From 07e9d95bf2008dc89ac4635c9ed19d094c7365b2 Mon Sep 17 00:00:00 2001
From: Kimish Patel <kimishpatel@fb.com>
Date: Mon, 17 Mar 2025 21:38:05 -0700
Subject: [PATCH] [Executorch][kv cache] Make quantized cache return only the
 updated cache portion

Differential Revision: [D69856554](https://our.internmc.facebook.com/intern/diff/D69856554/)

[ghstack-poisoned]
---
 .../quantized_kv_cache.py                     | 30 +++++++++++++++----
 1 file changed, 24 insertions(+), 6 deletions(-)

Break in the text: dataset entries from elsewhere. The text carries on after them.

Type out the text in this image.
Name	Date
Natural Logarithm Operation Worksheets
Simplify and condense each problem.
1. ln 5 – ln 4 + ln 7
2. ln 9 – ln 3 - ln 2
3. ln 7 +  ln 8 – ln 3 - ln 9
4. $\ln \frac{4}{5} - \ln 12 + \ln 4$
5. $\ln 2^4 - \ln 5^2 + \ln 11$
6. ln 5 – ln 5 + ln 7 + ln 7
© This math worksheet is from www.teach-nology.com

diff --git a/examples/models/llama/source_transformation/quantized_kv_cache.py b/examples/models/llama/source_transformation/quantized_kv_cache.py
index e7138622ed9..91b20610e66 100644
--- a/examples/models/llama/source_transformation/quantized_kv_cache.py
+++ b/examples/models/llama/source_transformation/quantized_kv_cache.py
@@ -48,6 +48,9 @@ def __init__(
                 f"Only affine symmetric and asymmetric cache types are supported: got {cache_type}"
             )
 
+        # This reduces dequantize overhead by dequantizing only upto the
+        # current input position.
+        self.return_sliced_cache = True
         # For now supporting int8 only
         self.use_custom_update_cache_op = use_custom_update_cache_op
         self.quantized_cache_dtype = torch.int8
@@ -125,19 +128,34 @@ def update(self, input_pos, k_val, v_val):
             self.v_cache_scales[:, input_pos] = v_scales
             self.v_cache_zero_points[:, input_pos] = v_zero_points
 
+        if self.return_sliced_cache:
+            k_cache_out = self.k_cache[:, :input_pos+1]

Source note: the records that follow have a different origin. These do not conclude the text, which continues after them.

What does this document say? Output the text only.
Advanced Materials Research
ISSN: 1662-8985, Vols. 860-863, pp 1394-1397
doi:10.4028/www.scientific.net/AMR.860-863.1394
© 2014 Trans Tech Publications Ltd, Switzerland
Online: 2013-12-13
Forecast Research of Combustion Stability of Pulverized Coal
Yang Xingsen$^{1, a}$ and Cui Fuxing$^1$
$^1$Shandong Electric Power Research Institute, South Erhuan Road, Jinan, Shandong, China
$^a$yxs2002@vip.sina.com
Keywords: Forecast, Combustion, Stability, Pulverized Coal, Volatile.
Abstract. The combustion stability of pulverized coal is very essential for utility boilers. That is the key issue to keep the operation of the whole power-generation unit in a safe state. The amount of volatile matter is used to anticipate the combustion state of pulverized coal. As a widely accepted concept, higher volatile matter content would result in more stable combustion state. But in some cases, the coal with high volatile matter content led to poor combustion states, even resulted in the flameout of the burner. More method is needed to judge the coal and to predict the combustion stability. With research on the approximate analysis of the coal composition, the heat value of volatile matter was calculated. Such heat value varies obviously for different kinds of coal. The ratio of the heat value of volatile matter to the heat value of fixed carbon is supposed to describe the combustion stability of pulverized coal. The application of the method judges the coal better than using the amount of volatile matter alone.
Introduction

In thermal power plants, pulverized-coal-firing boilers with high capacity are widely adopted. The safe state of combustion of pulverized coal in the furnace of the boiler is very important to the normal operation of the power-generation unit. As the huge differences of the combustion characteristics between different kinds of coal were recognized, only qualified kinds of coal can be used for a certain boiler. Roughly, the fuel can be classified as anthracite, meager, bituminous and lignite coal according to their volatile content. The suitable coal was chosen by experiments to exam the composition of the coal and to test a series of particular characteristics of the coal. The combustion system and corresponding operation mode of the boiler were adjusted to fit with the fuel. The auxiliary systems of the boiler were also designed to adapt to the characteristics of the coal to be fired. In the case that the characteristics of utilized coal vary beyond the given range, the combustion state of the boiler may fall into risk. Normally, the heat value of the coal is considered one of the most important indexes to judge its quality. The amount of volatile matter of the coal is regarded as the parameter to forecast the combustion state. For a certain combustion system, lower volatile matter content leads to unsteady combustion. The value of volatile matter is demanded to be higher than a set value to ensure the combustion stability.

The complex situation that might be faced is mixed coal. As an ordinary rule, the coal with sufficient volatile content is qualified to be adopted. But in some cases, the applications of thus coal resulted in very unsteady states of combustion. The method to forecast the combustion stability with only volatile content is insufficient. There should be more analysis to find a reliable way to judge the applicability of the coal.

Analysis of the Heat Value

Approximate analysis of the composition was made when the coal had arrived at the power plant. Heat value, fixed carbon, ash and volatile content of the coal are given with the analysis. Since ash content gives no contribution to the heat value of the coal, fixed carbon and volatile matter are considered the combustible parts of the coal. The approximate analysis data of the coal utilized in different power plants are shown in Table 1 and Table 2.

+            k_cache_scales = self.k_cache_scales[:, :input_pos+1]
+            k_cache_zero_points = self.k_cache_zero_points[:, :input_pos+1]
+            v_cache_out = self.v_cache[:, :input_pos+1]
+            v_cache_scales = self.v_cache_scales[:, :input_pos+1]
+            v_cache_zero_points = self.v_cache_zero_points[:, :input_pos+1]
+        else:
+            k_cache_out = self.k_cache
+            k_cache_scales = self.k_cache_scales
+            k_cache_zero_points = self.k_cache_zero_points
+            v_cache_out = self.v_cache
+            v_cache_scales = self.v_cache_scales
+            v_cache_zero_points = self.v_cache_zero_points
+
         k_out = torch.ops.quantized_decomposed.dequantize_per_token(
-            self.k_cache,
-            self.k_cache_scales,
-            self.k_cache_zero_points,
+            k_cache_out,
+            k_cache_scales,
+            k_cache_zero_points,
             torch.iinfo(self.quantized_cache_dtype).min,
             torch.iinfo(self.quantized_cache_dtype).max,
             self.quantized_cache_dtype,
             self.cache_fp_type,
         )
         v_out = torch.ops.quantized_decomposed.dequantize_per_token(
-            self.v_cache,
-            self.v_cache_scales,
-            self.v_cache_zero_points,
+            v_cache_out,
+            v_cache_scales,
+            v_cache_zero_points,
             torch.iinfo(self.quantized_cache_dtype).min,
             torch.iinfo(self.quantized_cache_dtype).max,
             self.quantized_cache_dtype,